Characteristics, Uses and Taxation of Investments - Callable and Foreign Bonds and Promissory Notes

vi. Callable: a bond is callable if the issuer can retire it and issue a bond with a lower interest rate. The ability of a bond to be called is a feature that is common to corporate bonds, particularly of a lesser quality which bear a higher rate of interest. Planners should note that the purchase of a callable bond may subject the holder to reinvestment risk if the bond is called since the investor has to find a fixed income instrument of similar quality and with a comparable interest rate.

e. Foreign Bonds: these are obligations of both developed and developing foreign governments and companies.
  1. Corporate - these are the tradable obligations of foreign corporations.
  2. Sovereign - the debt of foreign governments that trades in the secondary market.
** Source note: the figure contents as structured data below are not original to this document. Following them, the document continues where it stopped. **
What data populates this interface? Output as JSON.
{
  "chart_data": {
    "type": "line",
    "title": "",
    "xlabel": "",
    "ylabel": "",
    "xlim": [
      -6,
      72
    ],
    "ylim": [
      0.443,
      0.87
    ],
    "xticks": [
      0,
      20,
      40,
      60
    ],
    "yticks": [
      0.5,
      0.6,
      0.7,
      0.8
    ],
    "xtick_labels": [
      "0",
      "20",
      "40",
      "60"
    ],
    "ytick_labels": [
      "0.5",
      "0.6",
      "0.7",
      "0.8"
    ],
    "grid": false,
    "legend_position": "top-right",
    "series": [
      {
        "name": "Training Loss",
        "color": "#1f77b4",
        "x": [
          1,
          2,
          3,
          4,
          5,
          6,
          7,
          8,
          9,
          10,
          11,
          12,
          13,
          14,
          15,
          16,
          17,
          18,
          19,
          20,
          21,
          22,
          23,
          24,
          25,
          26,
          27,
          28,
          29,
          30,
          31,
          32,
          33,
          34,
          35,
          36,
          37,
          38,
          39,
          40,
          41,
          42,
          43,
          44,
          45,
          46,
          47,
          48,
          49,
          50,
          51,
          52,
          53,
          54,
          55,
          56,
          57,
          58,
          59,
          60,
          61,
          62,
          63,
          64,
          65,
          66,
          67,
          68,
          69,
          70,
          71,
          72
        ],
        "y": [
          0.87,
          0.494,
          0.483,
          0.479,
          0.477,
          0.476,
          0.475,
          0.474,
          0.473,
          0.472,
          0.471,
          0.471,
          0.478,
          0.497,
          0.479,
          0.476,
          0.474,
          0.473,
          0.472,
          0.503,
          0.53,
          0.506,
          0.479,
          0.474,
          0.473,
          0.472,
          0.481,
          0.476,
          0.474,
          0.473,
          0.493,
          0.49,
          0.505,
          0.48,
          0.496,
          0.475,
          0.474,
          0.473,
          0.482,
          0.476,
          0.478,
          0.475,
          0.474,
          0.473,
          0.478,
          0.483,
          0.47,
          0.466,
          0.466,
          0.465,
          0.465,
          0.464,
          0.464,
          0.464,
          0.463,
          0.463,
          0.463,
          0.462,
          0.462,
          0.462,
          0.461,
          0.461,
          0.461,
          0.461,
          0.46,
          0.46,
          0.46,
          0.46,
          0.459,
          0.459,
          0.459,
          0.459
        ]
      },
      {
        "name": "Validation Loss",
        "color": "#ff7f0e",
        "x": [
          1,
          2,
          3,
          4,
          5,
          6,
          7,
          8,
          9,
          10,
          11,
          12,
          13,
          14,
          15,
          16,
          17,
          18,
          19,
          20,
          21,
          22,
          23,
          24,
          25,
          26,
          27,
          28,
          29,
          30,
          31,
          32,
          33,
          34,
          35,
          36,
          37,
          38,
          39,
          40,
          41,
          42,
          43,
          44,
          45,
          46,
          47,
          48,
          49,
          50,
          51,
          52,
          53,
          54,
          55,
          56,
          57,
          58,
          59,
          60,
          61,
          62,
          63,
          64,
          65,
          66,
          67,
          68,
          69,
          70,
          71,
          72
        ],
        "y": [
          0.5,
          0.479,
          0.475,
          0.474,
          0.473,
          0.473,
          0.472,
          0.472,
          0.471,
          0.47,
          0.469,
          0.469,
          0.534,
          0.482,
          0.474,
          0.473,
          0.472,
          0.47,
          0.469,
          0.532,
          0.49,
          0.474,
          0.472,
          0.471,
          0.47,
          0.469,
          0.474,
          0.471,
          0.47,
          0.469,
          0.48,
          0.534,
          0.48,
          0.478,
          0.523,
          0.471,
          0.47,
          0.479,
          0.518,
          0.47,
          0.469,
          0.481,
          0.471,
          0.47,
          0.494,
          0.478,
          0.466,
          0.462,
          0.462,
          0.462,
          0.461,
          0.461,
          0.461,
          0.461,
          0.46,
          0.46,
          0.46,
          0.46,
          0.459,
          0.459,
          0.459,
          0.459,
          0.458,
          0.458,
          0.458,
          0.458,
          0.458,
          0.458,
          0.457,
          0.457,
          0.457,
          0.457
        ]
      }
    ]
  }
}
Such bonds are subject to political risk and liquidity risk.
Individuals' direct investment in foreign debt is rare. Professional management through a mutual fund would enable such investment in a cost effective and risk controlled manner.
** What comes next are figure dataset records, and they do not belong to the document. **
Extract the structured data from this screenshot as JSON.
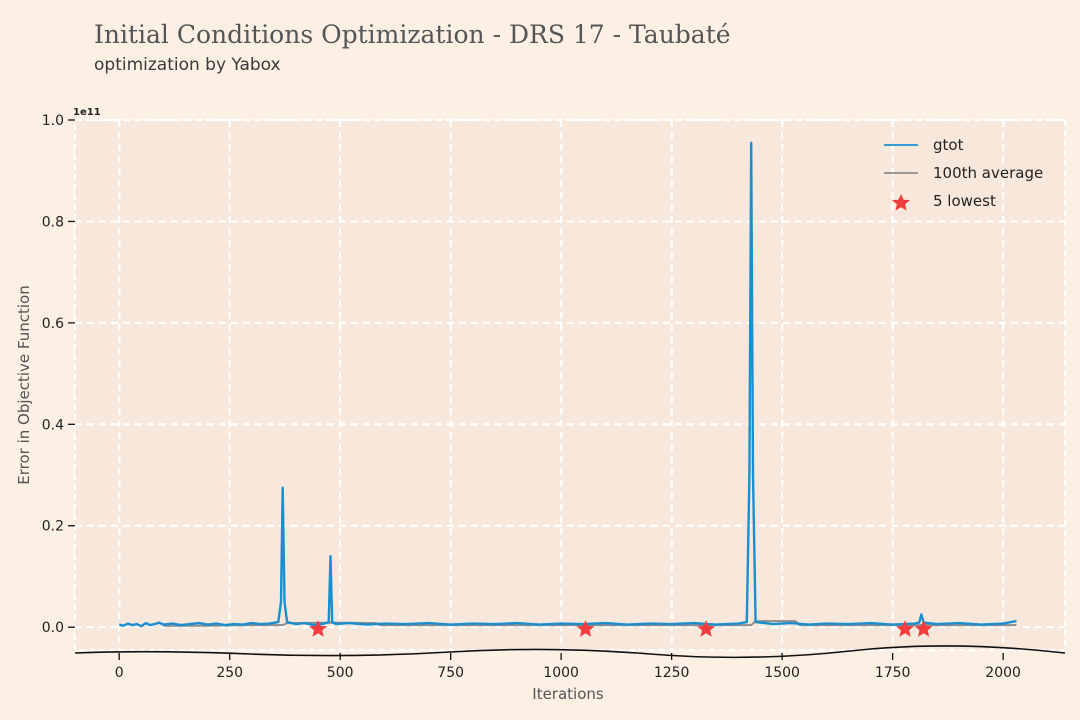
{
  "chart_data": {
    "type": "line",
    "title": "Initial Conditions Optimization - DRS 17 - Taubaté",
    "subtitle": "optimization by Yabox",
    "xlabel": "Iterations",
    "ylabel": "Error in Objective Function",
    "y_multiplier_label": "1e11",
    "xlim": [
      -100,
      2140
    ],
    "ylim": [
      -0.045,
      1.0
    ],
    "x_ticks": [
      0,
      250,
      500,
      750,
      1000,
      1250,
      1500,
      1750,
      2000
    ],
    "x_tick_labels": [
      "0",
      "250",
      "500",
      "750",
      "1000",
      "1250",
      "1500",
      "1750",
      "2000"
    ],
    "y_ticks": [
      0.0,
      0.2,
      0.4,
      0.6,
      0.8,
      1.0
    ],
    "y_tick_labels": [
      "0.0",
      "0.2",
      "0.4",
      "0.6",
      "0.8",
      "1.0"
    ],
    "grid": true,
    "legend_position": "top-right",
    "series": [
      {
        "name": "gtot",
        "color": "#1a8fd0",
        "x": [
          0,
          10,
          20,
          30,
          40,
          50,
          60,
          70,
          80,
          90,
          100,
          120,
          140,
          160,
          180,
          200,
          220,
          240,
          260,
          280,
          300,
          320,
          340,
          360,
          366,
          370,
          374,
          380,
          400,
          420,
          440,
          460,
          474,
          478,
          482,
          490,
          520,
          560,
          600,
          650,
          700,
          750,
          800,
          850,
          900,
          950,
          1000,
          1050,
          1100,
          1150,
          1200,
          1250,
          1300,
          1350,
          1400,
          1420,
          1426,
          1430,
          1434,
          1440,
          1480,
          1520,
          1560,
          1600,
          1650,
          1700,
          1750,
          1800,
          1810,
          1815,
          1820,
          1850,
          1900,
          1950,
          2000,
          2030
        ],
        "values": [
          0.005,
          0.003,
          0.007,
          0.004,
          0.006,
          0.002,
          0.008,
          0.004,
          0.006,
          0.009,
          0.005,
          0.007,
          0.004,
          0.006,
          0.008,
          0.005,
          0.007,
          0.004,
          0.006,
          0.005,
          0.008,
          0.006,
          0.007,
          0.01,
          0.05,
          0.275,
          0.05,
          0.01,
          0.006,
          0.008,
          0.004,
          0.006,
          0.01,
          0.14,
          0.01,
          0.006,
          0.008,
          0.005,
          0.007,
          0.006,
          0.008,
          0.005,
          0.007,
          0.006,
          0.008,
          0.005,
          0.007,
          0.006,
          0.008,
          0.005,
          0.007,
          0.006,
          0.008,
          0.005,
          0.007,
          0.01,
          0.3,
          0.955,
          0.3,
          0.01,
          0.006,
          0.008,
          0.005,
          0.007,
          0.006,
          0.008,
          0.005,
          0.007,
          0.009,
          0.025,
          0.009,
          0.006,
          0.008,
          0.005,
          0.007,
          0.012
        ]
      },
      {
        "name": "100th average",
        "color": "#8c8c8c",
        "x": [
          100,
          200,
          300,
          370,
          380,
          480,
          580,
          590,
          700,
          800,
          900,
          1000,
          1100,
          1200,
          1300,
          1400,
          1430,
          1440,
          1530,
          1540,
          1650,
          1750,
          1850,
          1950,
          2030
        ],
        "values": [
          0.003,
          0.003,
          0.004,
          0.004,
          0.008,
          0.009,
          0.008,
          0.004,
          0.004,
          0.004,
          0.004,
          0.004,
          0.004,
          0.004,
          0.004,
          0.004,
          0.004,
          0.012,
          0.012,
          0.004,
          0.004,
          0.004,
          0.004,
          0.004,
          0.004
        ]
      }
    ],
    "lowest_points": {
      "name": "5 lowest",
      "color": "#f03c3c",
      "x": [
        450,
        1055,
        1328,
        1778,
        1820
      ],
      "values": [
        -0.004,
        -0.004,
        -0.004,
        -0.004,
        -0.004
      ]
    }
  }
}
C. Promissory Notes - these are nothing more than a promise to repay a sum of money pursuant to terms established between the lender and the borrower. The structure is nearly identical to that of a bond; valuation is a function of discounting cash flows from such notes at an appropriate rate of interest. These notes are subject to similar risks as well such as reinvestment, inflation, interest rate and credit risk. Because the terms of each note are bespoke, there is no secondary market for these instruments, making liquidity risk an important consideration.